His office argues that holding multiple senior positions is not without precedent, noting that Senate Democratic rules that allow it, and that three previous Democratic whips — Alan Cranston, Wendell Ford and Harry Reid — did the same.
Senate Republican and House Democratic party rules do not allow a top member of leadership to also hold a committee chair.
One of the last times the Democratic caucus held a vote on a committee leadership issue was in 2008 when the Democratic caucus voted to allow then-Sen.
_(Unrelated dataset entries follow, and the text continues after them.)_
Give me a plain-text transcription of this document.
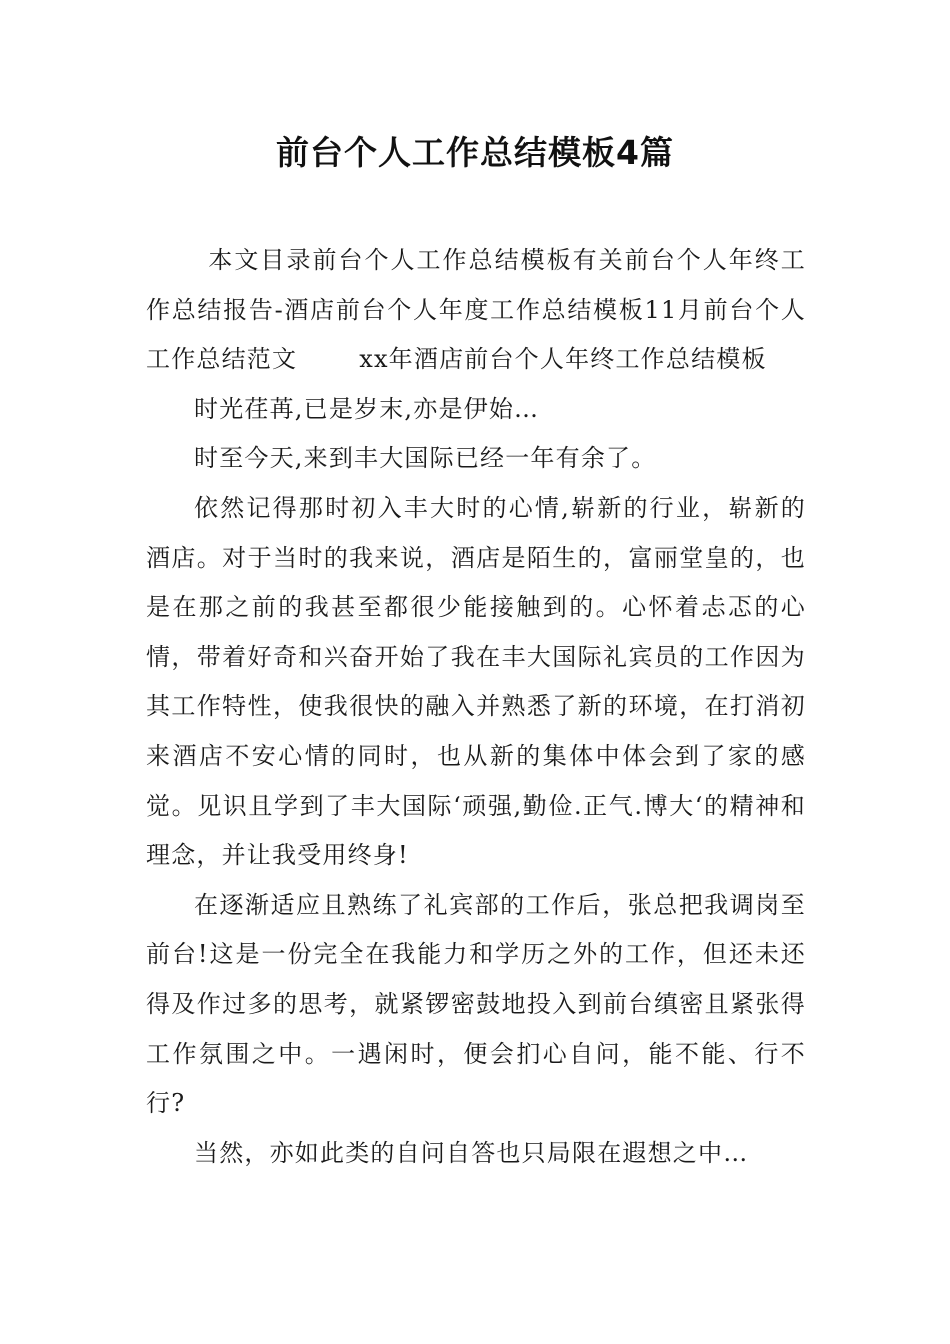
前台个人工作总结模板4篇

本文目录前台个人工作总结模板有关前台个人年终工作总结报告-酒店前台个人年度工作总结模板11月前台个人工作总结范文	xx年酒店前台个人年终工作总结模板

时光荏苒,已是岁末,亦是伊始…

时至今天,来到丰大国际已经一年有余了。

依然记得那时初入丰大时的心情,崭新的行业，崭新的酒店。对于当时的我来说，酒店是陌生的，富丽堂皇的，也是在那之前的我甚至都很少能接触到的。心怀着忐忑的心情，带着好奇和兴奋开始了我在丰大国际礼宾员的工作因为其工作特性，使我很快的融入并熟悉了新的环境，在打消初来酒店不安心情的同时，也从新的集体中体会到了家的感觉。见识且学到了丰大国际‘顽强,勤俭.正气.博大‘的精神和理念，并让我受用终身!

在逐渐适应且熟练了礼宾部的工作后，张总把我调岗至前台!这是一份完全在我能力和学历之外的工作，但还未还得及作过多的思考，就紧锣密鼓地投入到前台缜密且紧张得工作氛围之中。一遇闲时，便会扪心自问，能不能、行不行?

当然，亦如此类的自问自答也只局限在遐想之中…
Joe Lieberman, D-Conn., to remain chair of the Senate Homeland Security Committee after he campaigned for Sen. John McCain in the 2008 presidential election.
After Durbin, Sen. Sheldon Whitehouse, D-R.I., would be next in line for the Judiciary spot. He has not publicly announced that he’d like the position but progressive groups would likely not be opposed.
“In the wake of Ranking Member Feinstein’s announcement, I look forward to the question of succession on the Senate Judiciary Committee being decided by the caucus. I will abide by the caucus’s decision,” Whitehouse says in a statement Tuesday night.
Sahil Kapur contributed.
What House races are still left to call?
WASHINGTON — Election Day may be three weeks in the past, but there are still a handful of competitive House races still left to be called by NBC'S Decision Desk.
The vast majority are in California and New York, two states that take a while to count ballots. And there's one race in Iowa that appears to be headed to a recount.
Here's a look at the uncalled races and where they stand (the incumbent or the candidate representing the incumbent party is listed first):
California-21: Democratic Rep. TJ Cox v. former Republican Rep. David Valadao
Valadao, who Cox defeated in the 2018 midterm elections, leads Cox by less than 2,000 votes (1 percentage point) in the Decision Desk's count, as final results keep trickling in.
California-25: Republican Rep. Mike Garcia v. Democrat Christy Smith
Garcia v. Smith is a rematch of the spring special election, one of the first general elections run in the coronavirus era, when Garcia won by a comfortable margin. Garcia has declared victory, a decision Smith has criticized, with the margin sitting at just 400 votes.
Iowa-02: Democrat Rita Hart v. Republican Mariannette Miller-Meeks
The race to replace retiring Democratic Rep. Dave Loebsack could turn out to be the closest House race of the cycle. The two candidates were separated by just a few dozen votes, with Hart requesting a recount that's prompted a dust-up between the two candidates.
New York-02: Republican Andrew Garbarino v. Democrat Jackie Gordon
These two candidates are running to replace Republican Rep. Peter King, who is retiring at the end of the year. While the election has still not been called yet, the Democrat conceded last week.
New York-11: Democratic Rep. Max Rose v. Republican Nicole Malliotakis
This is another race that hasn't been called yet, but where one candidate, Rose, has conceded.
New York-22: Democratic Rep. Anthony Brindisi v. former GOP Rep. Claudia Tenney
This rematch of 2018 is extremely tight, with the election ending up in court.
New York-24: Republican Rep. John Katko v. Democrat Dana Balter
In another 2018 rematch, Balter has conceded to Katko.